Le Conseil 'Compétitivité' de l'UE, réuni jeudi 2 mars à Bruxelles, a dégagé un accord politique ('une orientation générale') sur la proposition de directive de mai 2022 qui mettra à jour la législation de l'UE sur la commercialisation des contrats de services financiers conclus à distance (directive 2002/65/CE qui sera abrogée) pour l'adapter à la numérisation croissante du marché.
L'objectif est double : - renforcer la protection des consommateurs et leurs droits à une information précontractuelle claire sur ce qu'ils achètent en ligne (modification de la directive 2011/83/UE) ; - créer des conditions de concurrence équitables pour favoriser la fourniture transfrontalière de services financiers dans le marché unique.
La position du Conseil n'a pas été débattue, puisqu'elle bénéficiait déjà d'un large soutien des États membres (EUROPE 13131/8, 13130/10). Elle ouvre la voie aux négociations avec le Parlement européen.
Au nom de la Présidence suédoise, la vice-première ministre, Ebba Busch, s'est félicitée d'un compromis « équilibré, équitable, mais délicat » et a pris note des déclarations déposées par le Luxembourg et l'Italie (EUROPE 13130/10).
Pour l'essentiel, le Conseil opte pour une harmonisation minimale, en laissant la possibilité aux États membres d'adopter des mesures plus strictes en matière d'information précontractuelle.
La proposition de la Commission vise à faciliter l'exercice du droit de rétractation du consommateur grâce à l'inclusion d'un bouton (ou d'une fonction similaire) mentionnant 'se retirer du contrat ici' (ou une formulation correspondante) dans l'interface du prestataire de services financiers.
Le Conseil veut inclure cette disposition dans le chapitre général de la directive 'droits des consommateurs' afin qu'elle s'applique à tous les contrats conclus à distance et non aux seuls services financiers.

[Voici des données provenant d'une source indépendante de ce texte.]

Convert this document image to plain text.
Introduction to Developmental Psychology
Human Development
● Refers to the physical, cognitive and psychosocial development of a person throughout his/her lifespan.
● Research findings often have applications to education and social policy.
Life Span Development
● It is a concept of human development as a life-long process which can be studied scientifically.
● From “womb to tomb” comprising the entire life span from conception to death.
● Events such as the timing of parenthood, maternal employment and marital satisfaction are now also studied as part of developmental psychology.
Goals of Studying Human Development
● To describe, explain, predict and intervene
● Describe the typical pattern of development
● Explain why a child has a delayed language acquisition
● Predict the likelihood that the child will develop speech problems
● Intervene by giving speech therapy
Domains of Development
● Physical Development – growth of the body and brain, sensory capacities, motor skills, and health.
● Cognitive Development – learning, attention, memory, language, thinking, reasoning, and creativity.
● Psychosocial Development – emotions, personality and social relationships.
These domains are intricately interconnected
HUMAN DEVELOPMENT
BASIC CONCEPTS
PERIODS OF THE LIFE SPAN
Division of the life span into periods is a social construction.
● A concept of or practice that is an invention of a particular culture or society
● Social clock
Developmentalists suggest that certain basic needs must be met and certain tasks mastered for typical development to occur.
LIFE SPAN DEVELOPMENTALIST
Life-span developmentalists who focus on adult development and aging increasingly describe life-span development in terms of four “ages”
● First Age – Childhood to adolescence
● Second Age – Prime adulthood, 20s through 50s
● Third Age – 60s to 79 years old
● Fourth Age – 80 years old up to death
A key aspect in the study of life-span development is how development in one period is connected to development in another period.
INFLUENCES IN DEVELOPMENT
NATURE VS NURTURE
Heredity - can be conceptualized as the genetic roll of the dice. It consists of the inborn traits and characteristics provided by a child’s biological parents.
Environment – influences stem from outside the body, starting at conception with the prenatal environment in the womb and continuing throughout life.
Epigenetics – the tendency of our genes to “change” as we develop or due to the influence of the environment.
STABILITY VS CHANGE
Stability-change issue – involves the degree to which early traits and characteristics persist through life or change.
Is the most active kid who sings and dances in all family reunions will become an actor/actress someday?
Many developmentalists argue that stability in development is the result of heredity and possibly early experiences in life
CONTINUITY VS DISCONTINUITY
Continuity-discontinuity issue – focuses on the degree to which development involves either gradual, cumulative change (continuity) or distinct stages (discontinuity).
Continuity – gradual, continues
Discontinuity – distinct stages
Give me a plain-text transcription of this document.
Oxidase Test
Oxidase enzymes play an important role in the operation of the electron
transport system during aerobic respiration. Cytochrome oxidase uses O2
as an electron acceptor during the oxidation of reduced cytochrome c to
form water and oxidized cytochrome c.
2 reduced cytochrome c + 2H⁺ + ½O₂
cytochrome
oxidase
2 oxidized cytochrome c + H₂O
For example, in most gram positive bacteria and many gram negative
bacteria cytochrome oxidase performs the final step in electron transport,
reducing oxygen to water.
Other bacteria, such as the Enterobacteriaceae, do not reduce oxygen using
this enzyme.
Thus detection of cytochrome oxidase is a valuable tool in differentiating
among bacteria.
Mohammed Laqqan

Le consommateur disposera de 14 jours civils pour se rétracter du contrat sans pénalité, de 30 jours civils dans le cas d'opérations de pension personnelle. Afin d'aligner cette disposition sur la directive 'Contrats de crédits aux consommateurs à l'ère numérique' - toujours en cours de négociation (EUROPE 13114/20) -, l'orientation générale limite ce droit de rétractation à 12 mois et 14 jours dans le cas où le consommateur n'a pas été informé de son droit de rétractation.
Le commissaire au Marché intérieur, Thierry Breton, qui s'exprimait au nom de Didier Reynders (en Moldavie), a indiqué que la Commission réservait sa position en attendant que le Parlement européen se prononce. « Le texte est équilibré et va dans la bonne direction. Il préserve les éléments essentiels de la proposition » initiale, en particulier l'information précontractuelle et le droit de rétractation, a-t-il néanmoins jugé.
« Certains États membres estimant que l'interaction entre cette directive et la législation spécifique à certains produits n'est pas encore suffisamment clarifiée », il a dit la disponibilité de la Commission à fournir des clarifications supplémentaires en réunions bilatérales et à organiser des réunions d'experts au cours de la période de transposition.
Le vote du rapport 'Kokalari ' en commission parlementaire est prévu fin mars (EUROPE 13132/11).